3 Common Misconceptions In Blockchain And Digital Assets

This article addresses 3 myths surrounding cryptocurrency

Go Back
Blog Thumbnail

🕒 4:19 PM

📅 Jun 23, 2025

✍️ By ethangeorge

Myth 1: Cryptocurrency is the currency of criminals.

While it’s true that many criminals have flocked to cryptocurrency for its seeming anonymity and availability outside of highly regulated financial ecosystems, digital assets are not fueling a rise in financial crime. Fraud, money laundering, bribery, dark markets, illicit financing and corruption have been a part of nearly every society for centuries, and fiat has been used extensively to these ends.

The key is to be prepared to prevent, investigate and remediate fraud, money-laundering and other crimes involving cryptocurrency, but not to presume ecosystems using digital assets are at a significantly higher risk than traditional financial systems.

Myth 2: Cryptocurrency transactions cannot be traced, investigated or recovered.

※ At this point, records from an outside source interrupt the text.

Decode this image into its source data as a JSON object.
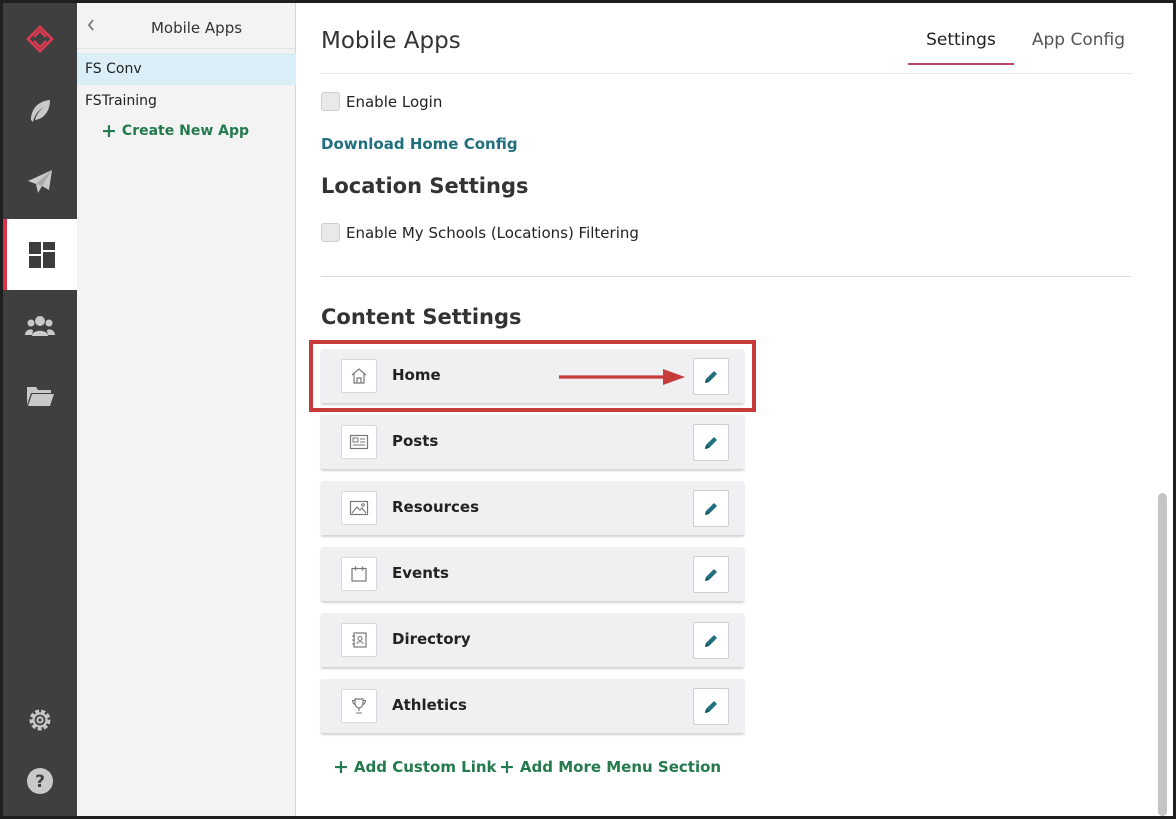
{
  "rail": {
    "accent_color": "#d8334a",
    "items": [
      {
        "icon": "logo-icon"
      },
      {
        "icon": "feather-icon"
      },
      {
        "icon": "paper-plane-icon"
      },
      {
        "icon": "dashboard-icon",
        "active": true
      },
      {
        "icon": "users-icon"
      },
      {
        "icon": "folder-icon"
      },
      {
        "icon": "gear-icon"
      },
      {
        "icon": "help-icon"
      }
    ]
  },
  "panel": {
    "title": "Mobile Apps",
    "apps": [
      {
        "label": "FS Conv",
        "selected": true
      },
      {
        "label": "FSTraining",
        "selected": false
      }
    ],
    "create_label": "Create New App"
  },
  "main": {
    "title": "Mobile Apps",
    "tabs": [
      {
        "label": "Settings",
        "active": true
      },
      {
        "label": "App Config",
        "active": false
      }
    ],
    "enable_login_label": "Enable Login",
    "download_config_label": "Download Home Config",
    "location_settings_title": "Location Settings",
    "filtering_label": "Enable My Schools (Locations) Filtering",
    "content_settings_title": "Content Settings",
    "content_items": [
      {
        "label": "Home",
        "icon": "home-icon"
      },
      {
        "label": "Posts",
        "icon": "newspaper-icon"
      },
      {
        "label": "Resources",
        "icon": "image-icon"
      },
      {
        "label": "Events",
        "icon": "calendar-icon"
      },
      {
        "label": "Directory",
        "icon": "contact-card-icon"
      },
      {
        "label": "Athletics",
        "icon": "trophy-icon"
      }
    ],
    "add_custom_link_label": "Add Custom Link",
    "add_menu_section_label": "Add More Menu Section"
  },
  "colors": {
    "link_teal": "#1f6f7e",
    "action_green": "#237a4d",
    "highlight_red": "#c73b39",
    "tab_underline": "#c24171"
  }
}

Contrary to popular opinion that cryptocurrency transactions are undetectable, digital forensics specialists who know where and how to look can often find, determine ownership and sometimes recover funds in the cryptocurrency ecosystem much easier than can be done for crimes committed using cash and wire transfers. Due in part to the ‘digital ledger’ implementation of blockchain technology, investigators may use software tools, along with information obtained via KYC (Know Your Customer) protocols and traditional forensic methods to search, review and analyze the origination and transaction activity of digital wallets and cryptocurrencies to determine facts around fraudulent behavior, conduct internal investigations, reclaim stolen funds and more.

Myth 3: Transactions using digital assets and digital wallets are less secure than traditional financial services.

When operating within an exchange or platform that follows best practice security and privacy guidelines, transactions using digital assets are just as secure as any other platform that follows the same practices. No ecosystem is immune to security vulnerabilities or breaches, but most mainstream cryptocurrency platforms utilize robust security controls, including but not limited to encryption of digital wallet keys and multi-factor authentication, to protect their customers’ accounts.
There are also options to store digital assets offline in “cold storage,” which helps avoid compromise attempts, as an added security measure.